During the final months of 2013, we were busy with a wide variety of projects. We curated the new image of Adagio, a quality chocolate maker; restyled the image of Opi Group, a company specializing in services and products for safety at the workplace; and came up with the image for the Gruppo Zecchetto, makers of sports equipment. The diversity of our clients helps to make our job more interesting, offering the opportunity to explore new areas and making repetition and boredom impossible. (In the meantime, our work has also been awarded a major prize from Gourmand Cookbook Awards: Best Cookbook In Italy 2013).

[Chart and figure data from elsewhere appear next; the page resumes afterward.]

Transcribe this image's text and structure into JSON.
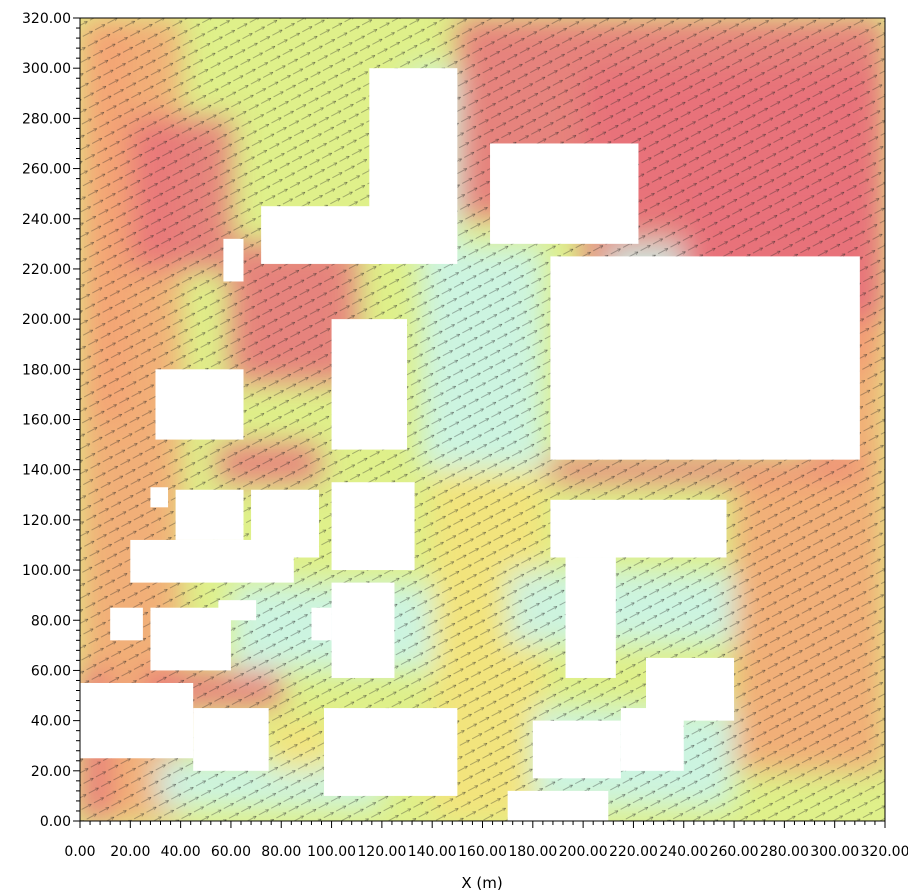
{
  "chart_data": {
    "type": "heatmap",
    "title": "",
    "xlabel": "X (m)",
    "ylabel": "",
    "xlim": [
      0,
      320
    ],
    "ylim": [
      0,
      320
    ],
    "x_ticks": [
      0,
      20,
      40,
      60,
      80,
      100,
      120,
      140,
      160,
      180,
      200,
      220,
      240,
      260,
      280,
      300,
      320
    ],
    "x_tick_labels": [
      "0.00",
      "20.00",
      "40.00",
      "60.00",
      "80.00",
      "100.00",
      "120.00",
      "140.00",
      "160.00",
      "180.00",
      "200.00",
      "220.00",
      "240.00",
      "260.00",
      "280.00",
      "300.00",
      "320.00"
    ],
    "y_ticks": [
      0,
      20,
      40,
      60,
      80,
      100,
      120,
      140,
      160,
      180,
      200,
      220,
      240,
      260,
      280,
      300,
      320
    ],
    "y_tick_labels": [
      "0.00",
      "20.00",
      "40.00",
      "60.00",
      "80.00",
      "100.00",
      "120.00",
      "140.00",
      "160.00",
      "180.00",
      "200.00",
      "220.00",
      "240.00",
      "260.00",
      "280.00",
      "300.00",
      "320.00"
    ],
    "grid": false,
    "legend": "none",
    "description_free_colors": {
      "high": "#e8707a",
      "mid_high": "#f4a374",
      "mid": "#f6e27a",
      "mid_low": "#dff08a",
      "low": "#c9f4ee",
      "building": "#ffffff"
    },
    "flow_direction_deg": -30,
    "buildings": [
      {
        "x0": 0,
        "y0": 25,
        "x1": 45,
        "y1": 55
      },
      {
        "x0": 45,
        "y0": 20,
        "x1": 75,
        "y1": 45
      },
      {
        "x0": 97,
        "y0": 10,
        "x1": 150,
        "y1": 45
      },
      {
        "x0": 170,
        "y0": 0,
        "x1": 210,
        "y1": 12
      },
      {
        "x0": 180,
        "y0": 17,
        "x1": 215,
        "y1": 40
      },
      {
        "x0": 215,
        "y0": 20,
        "x1": 240,
        "y1": 45
      },
      {
        "x0": 225,
        "y0": 40,
        "x1": 260,
        "y1": 65
      },
      {
        "x0": 12,
        "y0": 72,
        "x1": 25,
        "y1": 85
      },
      {
        "x0": 28,
        "y0": 60,
        "x1": 60,
        "y1": 85
      },
      {
        "x0": 55,
        "y0": 80,
        "x1": 70,
        "y1": 88
      },
      {
        "x0": 92,
        "y0": 72,
        "x1": 100,
        "y1": 85
      },
      {
        "x0": 100,
        "y0": 57,
        "x1": 125,
        "y1": 95
      },
      {
        "x0": 193,
        "y0": 57,
        "x1": 213,
        "y1": 105
      },
      {
        "x0": 20,
        "y0": 95,
        "x1": 85,
        "y1": 112
      },
      {
        "x0": 28,
        "y0": 125,
        "x1": 35,
        "y1": 133
      },
      {
        "x0": 38,
        "y0": 112,
        "x1": 65,
        "y1": 132
      },
      {
        "x0": 68,
        "y0": 105,
        "x1": 95,
        "y1": 132
      },
      {
        "x0": 100,
        "y0": 100,
        "x1": 133,
        "y1": 135
      },
      {
        "x0": 187,
        "y0": 105,
        "x1": 257,
        "y1": 128
      },
      {
        "x0": 30,
        "y0": 152,
        "x1": 65,
        "y1": 180
      },
      {
        "x0": 100,
        "y0": 148,
        "x1": 130,
        "y1": 200
      },
      {
        "x0": 187,
        "y0": 144,
        "x1": 310,
        "y1": 225
      },
      {
        "x0": 57,
        "y0": 215,
        "x1": 65,
        "y1": 232
      },
      {
        "x0": 72,
        "y0": 222,
        "x1": 120,
        "y1": 245
      },
      {
        "x0": 115,
        "y0": 222,
        "x1": 150,
        "y1": 300
      },
      {
        "x0": 163,
        "y0": 230,
        "x1": 222,
        "y1": 270
      }
    ]
  }
}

The end of last year also marked the beginning of a collaboration with Anna Fendi for the global launch of her new home and the hotel line. In addition to giving us the opportunity to make regular visits to Rome (both the most eternal and beautiful city in the world), the collaboration has allowed us to work with a person who beautifully manages to combine charisma, strength, elegance, luxury and modesty; an entirely unexpected mix, since she is one of the biggest names in the fashion world (an environment notorious for ego and arrogance). But what is most striking about Anna Fendi is her particular vision of time: she is able combine the past, lived as if it were still alive and active, with the future, not ideal or hypothetical, but practical, precise and concrete. Almost as if the two entities (past and future) were always a whole for her; something to hold together to ensure that this does indeed make sense. It’s amazing to take in such continuity, which becomes strength and confidence in a person who could easily live off of past glories. But the secret that I think I've learned is this: for her, glories are truly in the past, what remains alive, and therefore active, it is only the work that led to glory. Therefore what is active is not the glory, but the process that generated it. There is only the cause: the work, work made based on confidence, courage, duty, perseverance, brotherhood and creativity. I think she gets her unusual modesty, friendliness, serenity of her gaze, and faith in her work and in the future.

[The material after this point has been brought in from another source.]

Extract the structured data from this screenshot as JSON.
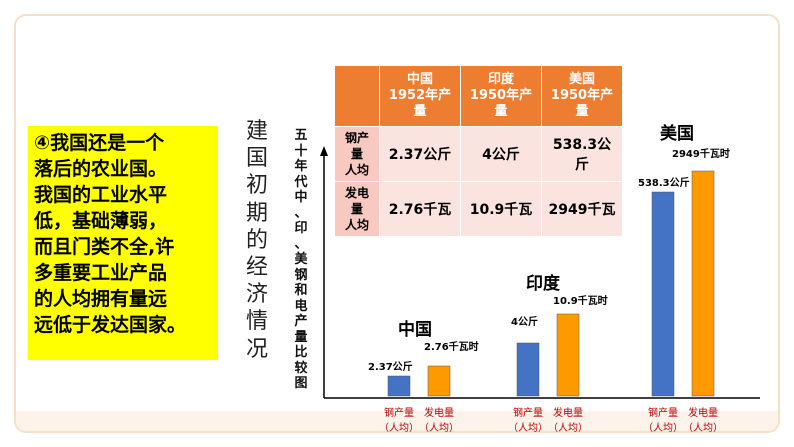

Meeting Anna reminds me of something I read by Ermanno Bencivenga. In a recent article on the statue of the emperor Tiberius on view at the Getty Museum in Malibu, he discussed the past in surprising terms, at least in what seemed to be surprising terms. Starting from the structure of time, which provides an open future and a fixed and immutable past, he comes to demonstrate the contrary: the only past that really matters to us, is our own experience, which changes constantly. Rather than fixed and immutable, lived once and for all! Every human being is the author not only of their present and future but also their past, because we are able to "interpret" it; the past can therefore be re-built day after day. It's a dizzying point of view, but I think it's also the only way to experience the past as active experience without being overwhelmed, i.e. without the failures have to bring us down, or achievements that exalt beyond measure. This way we are able to remember daily the causes of a success or a failure, disabling adverse effects: the memory of past glory (which would only lead to futile pride) or the memory of defeats (which only lead to resentment).
In a world that worships the "cult of oblivion" with arrogance and stupidity, the lessons of Anna Fendi and Ermanno Bencivenga seem beautiful (and full of style).